Quel bilan après deux ans de guerre des prix ?

Quel bilan après deux ans de guerre des prix ?

Selon Iri, les écarts croissants des niveaux de prix entre enseignes restent sans effet sur les parts de marché.

Cette guerre des étiquettes, en revanche, jette les consommateurs dans les bras des marques nationales, dont les prix ont reculé de 4,4% en deux ans.

Sur le plan statistique, la guerre des prix enclenchée en France par le repositionnement de Géant Casino est visible depuis début 2013. Le mouvement de baisse observé depuis sur les marques nationales est spectaculaire.

Entre avril 2013 et avril 2015, ainsi, les prix des marques d'épicerie ont chuté de 5,8%. En frais libre-service, les étiquettes des marques ont cédé 3,1%.
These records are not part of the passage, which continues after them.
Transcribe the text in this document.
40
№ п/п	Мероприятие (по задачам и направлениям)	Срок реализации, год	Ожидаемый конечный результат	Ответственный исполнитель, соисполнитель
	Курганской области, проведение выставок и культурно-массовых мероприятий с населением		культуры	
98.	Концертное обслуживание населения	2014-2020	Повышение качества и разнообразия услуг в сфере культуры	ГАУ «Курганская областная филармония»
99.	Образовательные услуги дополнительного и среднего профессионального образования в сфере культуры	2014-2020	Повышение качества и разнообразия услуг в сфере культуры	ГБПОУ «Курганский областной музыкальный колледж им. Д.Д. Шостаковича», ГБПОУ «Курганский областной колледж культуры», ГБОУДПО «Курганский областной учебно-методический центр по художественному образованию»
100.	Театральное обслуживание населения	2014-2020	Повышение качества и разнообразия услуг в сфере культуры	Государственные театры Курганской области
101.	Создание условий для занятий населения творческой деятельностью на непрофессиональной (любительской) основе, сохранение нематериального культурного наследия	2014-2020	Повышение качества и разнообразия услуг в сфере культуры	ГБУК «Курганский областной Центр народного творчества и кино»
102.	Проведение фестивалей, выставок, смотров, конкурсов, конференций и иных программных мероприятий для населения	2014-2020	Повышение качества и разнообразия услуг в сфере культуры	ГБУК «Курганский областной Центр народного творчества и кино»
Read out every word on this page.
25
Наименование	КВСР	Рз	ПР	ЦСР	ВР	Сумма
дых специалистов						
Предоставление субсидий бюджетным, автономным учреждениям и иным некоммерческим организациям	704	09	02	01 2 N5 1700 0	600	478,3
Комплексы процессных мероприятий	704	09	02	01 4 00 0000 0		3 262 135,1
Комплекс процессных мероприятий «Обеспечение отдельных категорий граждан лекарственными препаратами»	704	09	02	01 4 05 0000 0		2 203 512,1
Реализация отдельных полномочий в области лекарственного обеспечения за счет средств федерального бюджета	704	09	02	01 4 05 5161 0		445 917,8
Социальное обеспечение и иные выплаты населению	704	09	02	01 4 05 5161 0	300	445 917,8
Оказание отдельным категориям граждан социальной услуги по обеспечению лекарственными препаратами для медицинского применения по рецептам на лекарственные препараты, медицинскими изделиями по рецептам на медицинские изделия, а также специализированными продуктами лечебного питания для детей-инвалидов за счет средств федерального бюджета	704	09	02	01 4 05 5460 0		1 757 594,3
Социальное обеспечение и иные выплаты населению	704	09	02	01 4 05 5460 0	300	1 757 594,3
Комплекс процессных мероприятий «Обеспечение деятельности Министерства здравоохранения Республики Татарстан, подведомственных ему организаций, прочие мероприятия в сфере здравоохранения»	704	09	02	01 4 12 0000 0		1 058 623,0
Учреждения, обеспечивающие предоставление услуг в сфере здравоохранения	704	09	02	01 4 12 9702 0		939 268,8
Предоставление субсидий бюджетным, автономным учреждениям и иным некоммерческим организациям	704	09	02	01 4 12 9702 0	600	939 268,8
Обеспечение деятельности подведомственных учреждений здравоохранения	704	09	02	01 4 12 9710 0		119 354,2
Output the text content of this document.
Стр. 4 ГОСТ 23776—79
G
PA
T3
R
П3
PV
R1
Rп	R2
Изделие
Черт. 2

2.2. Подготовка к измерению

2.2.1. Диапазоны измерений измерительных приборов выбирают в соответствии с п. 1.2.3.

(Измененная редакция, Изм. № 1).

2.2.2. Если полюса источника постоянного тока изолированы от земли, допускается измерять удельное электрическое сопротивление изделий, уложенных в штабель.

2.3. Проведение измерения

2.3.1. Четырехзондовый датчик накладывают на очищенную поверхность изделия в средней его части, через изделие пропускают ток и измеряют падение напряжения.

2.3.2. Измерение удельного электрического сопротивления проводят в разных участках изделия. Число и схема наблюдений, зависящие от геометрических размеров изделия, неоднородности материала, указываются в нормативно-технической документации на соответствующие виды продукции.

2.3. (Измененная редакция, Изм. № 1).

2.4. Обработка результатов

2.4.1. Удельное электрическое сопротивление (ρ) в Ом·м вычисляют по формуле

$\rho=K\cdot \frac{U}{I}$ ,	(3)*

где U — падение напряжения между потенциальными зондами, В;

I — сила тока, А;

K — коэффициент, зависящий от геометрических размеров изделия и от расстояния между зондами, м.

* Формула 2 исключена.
Malgré les discours apaisants de Jean-Charles Naouri (Casino) et Michel-Édouard Leclerc en début d'année, la baisse des prix ne ralentit pas en 2015, au contraire. Mois après mois, sur l'ensemble des produits de grande consommation (PGC), les prix reculent. Ils ont encore enregistré - 0,27% entre mai et juin (un record), après - 0,15% entre avril et mai.

Des écarts croissants entre enseignes

De 2007 à 2011, selon les observations d'Iri, l'écart de prix entre l'enseigne la moins chère (Leclerc, NDLR) et l'enseigne la plus chère sur les marques nationales (Monoprix, NDLR) était resté relativement constant, de l'ordre de 10 à 12%.

Des premières salves, en 2012 (annonciatrices de la guerre qui allait se déclencher l'année suivante), avaient poussé ponctuellement cet écart à plus de 13%.

Désormais, l'écart ne cesse de s'accroître : il a dépassé les 14% en 2014, puis les 15% en 2015.

Pour quel résultat ? Au niveau des parts de marché mesurées par Kantar Worldpanel, rien de bien spectaculaire, pour l'instant. Le seul effet marqué, sur les deux ans écoulés, concerne le hard discount, dont les difficultés se sont accentuées alors que le format aurait pu, comme dans d'autres pays, profiter de la crise économique.

"Dans la hiérarchie des critères de choix des enseignes, selon les dernières études shoppers d’Iri, le prix arrive en France pratiquement au même niveau que le choix, le confort d’achat et les promotions", rappelle le panéliste pour relativiser l'influence de la guerre des étiquettes.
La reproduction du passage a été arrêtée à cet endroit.